A normal toric variety corresponds to a strongly convex rational polyhedral fan in affine space. In this package, the fan associated to a normal $d$-dimensional toric variety lies in the rational vector space $\QQ^d$ with underlying lattice $N = {\ZZ}^d$. As a result, each ray in the fan is determined by the minimal nonzero lattice point it contains. Each such lattice point is given as a list of $d$ integers.
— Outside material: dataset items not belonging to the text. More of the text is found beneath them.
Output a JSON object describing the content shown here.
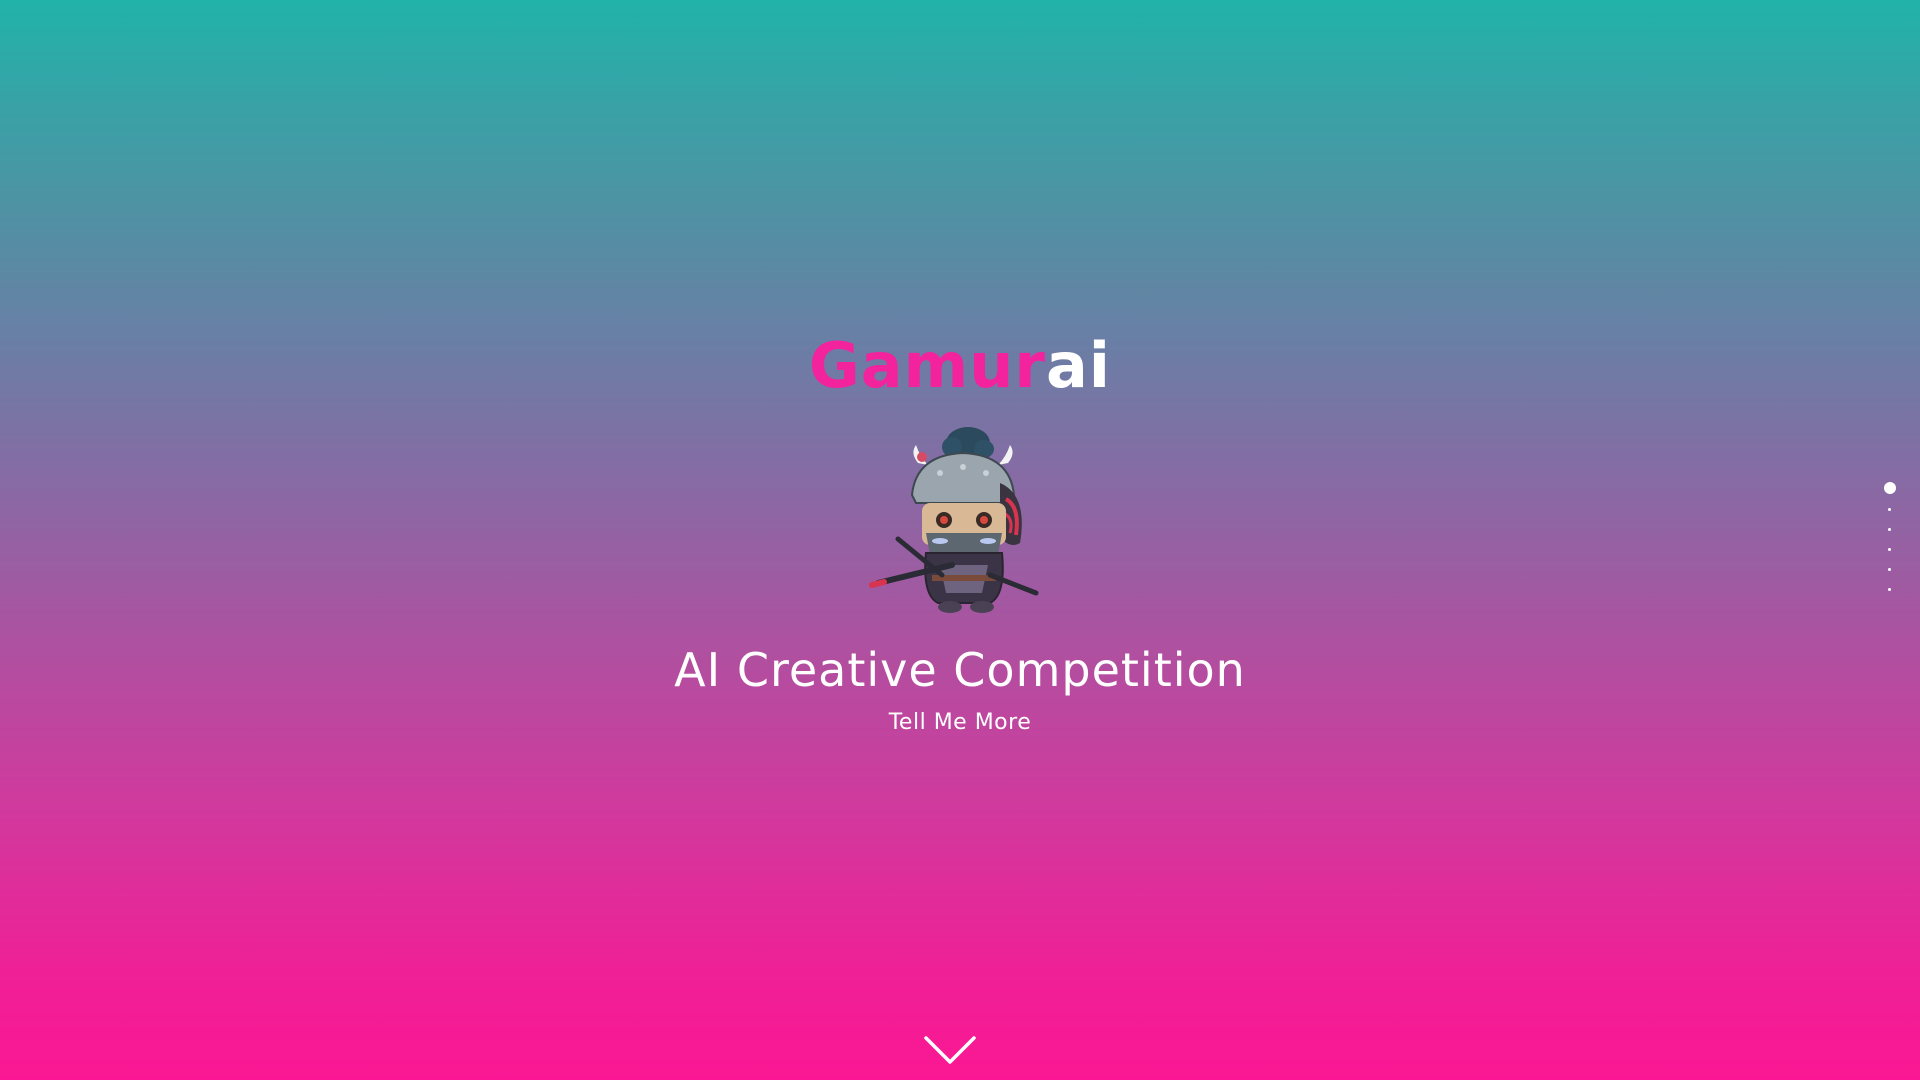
{
  "brand": {
    "logo_part1": "Gamur",
    "logo_part2": "ai",
    "pink": "#f2239c",
    "gradient_top": "#21b3aa",
    "gradient_bottom": "#fb1793"
  },
  "hero": {
    "headline": "AI Creative Competition",
    "cta_label": "Tell Me More",
    "mascot_icon": "samurai-mascot-icon"
  },
  "section_nav": {
    "count": 6,
    "active_index": 0
  },
  "scroll": {
    "icon": "chevron-down-icon"
  }
}
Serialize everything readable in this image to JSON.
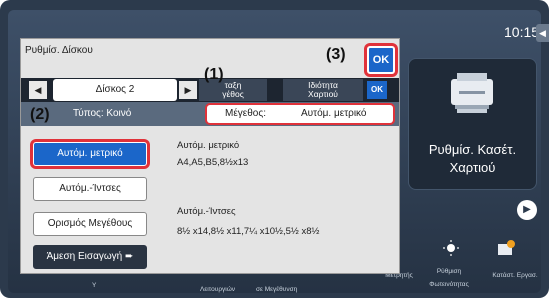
{
  "clock": "10:15",
  "dialog": {
    "title": "Ρυθμίσ. Δίσκου",
    "ok_label": "OK",
    "tabs": {
      "disk_label": "Δίσκος 2",
      "size_tab": "Μέγεθος",
      "size_tab_partial": "ταξη\nγέθος",
      "property_tab": "Ιδιότητα\nΧαρτιού",
      "small_ok": "OK",
      "prev_arrow": "◀",
      "next_arrow": "▶"
    },
    "type_label": "Τύπος:  Κοινό",
    "size_field": {
      "key": "Μέγεθος:",
      "value": "Αυτόμ. μετρικό"
    },
    "options": [
      {
        "label": "Αυτόμ. μετρικό",
        "selected": true
      },
      {
        "label": "Αυτόμ.-Ίντσες",
        "selected": false
      },
      {
        "label": "Ορισμός Μεγέθους",
        "selected": false
      },
      {
        "label": "Άμεση Εισαγωγή",
        "selected": false
      }
    ],
    "descriptions": {
      "metric_title": "Αυτόμ. μετρικό",
      "metric_sizes": "A4,A5,B5,8½x13",
      "inch_title": "Αυτόμ.-Ίντσες",
      "inch_sizes": "8½ x14,8½ x11,7¼ x10½,5½ x8½"
    }
  },
  "tile": {
    "label": "Ρυθμίσ. Κασέτ.\nΧαρτιού"
  },
  "bottom": {
    "icon1_label": "Μετρητής",
    "icon2_label": "Ρύθμιση\nΦωτεινότητας",
    "icon3_label": "Κατάστ. Εργασ.",
    "text_left": "Λειτουργιών",
    "text_mid": "σε Μεγέθυνση",
    "text_y": "Y"
  },
  "callouts": {
    "c1": "(1)",
    "c2": "(2)",
    "c3": "(3)"
  },
  "colors": {
    "accent": "#1b66c9",
    "highlight": "#e0323a",
    "panel": "#2c3a4c"
  }
}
The examples show the rays for the projective plane, projective $3$-space, a Hirzebruch surface, and a weighted projective space. There is a canonical bijection between the rays and torus-invariant Weil divisor on the toric variety.
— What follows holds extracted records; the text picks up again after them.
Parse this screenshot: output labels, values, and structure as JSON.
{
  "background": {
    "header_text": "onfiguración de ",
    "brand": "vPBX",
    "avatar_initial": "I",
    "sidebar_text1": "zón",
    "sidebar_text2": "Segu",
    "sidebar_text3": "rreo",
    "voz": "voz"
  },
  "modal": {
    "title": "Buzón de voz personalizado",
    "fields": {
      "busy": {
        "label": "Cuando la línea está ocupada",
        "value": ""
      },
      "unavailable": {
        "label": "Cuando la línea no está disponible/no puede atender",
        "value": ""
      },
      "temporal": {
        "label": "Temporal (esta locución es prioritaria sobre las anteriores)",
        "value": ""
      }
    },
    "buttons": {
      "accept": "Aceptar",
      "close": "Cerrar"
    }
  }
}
i1 : PP2 = toricProjectiveSpace 2; |
i2 : rays PP2
o2 = {{-1, -1}, {1, 0}, {0, 1}}
o2 : List
|
i3 : dim PP2 o3 = 2 |
i4 : weilDivisorGroup PP2
3
o4 = ZZ
o4 : ZZ-module, free
|
i5 : PP2_0
o5 = PP2
0
o5 : ToricDivisor on PP2
|
i6 : PP3 = toricProjectiveSpace 3; |
i7 : rays PP3
o7 = {{-1, -1, -1}, {1, 0, 0}, {0, 1, 0}, {0, 0, 1}}
o7 : List
|
i8 : dim PP3 o8 = 3 |
i9 : weilDivisorGroup PP3
4
o9 = ZZ
o9 : ZZ-module, free
|
i10 : FF7 = hirzebruchSurface 7; |
i11 : rays FF7
o11 = {{1, 0}, {0, 1}, {-1, 7}, {0, -1}}
o11 : List
|
i12 : dim FF7 o12 = 2 |
i13 : weilDivisorGroup FF7
4
o13 = ZZ
o13 : ZZ-module, free
|
i14 : X = weightedProjectiveSpace {1,2,3};
|
i15 : rays X
o15 = {{-2, -3}, {1, 0}, {0, 1}}
o15 : List
|
i16 : weilDivisorGroup X
3
o16 = ZZ
o16 : ZZ-module, free
|
When the normal toric variety is nondegerenate, the number of rays equals the number of variables in the total coordinate ring.
i17 : #rays X == numgens ring X o17 = true |
In this package, an ordered list of the minimal nonzero lattice points on the rays in the fan is part of the defining data of a toric variety, so this method does no computation.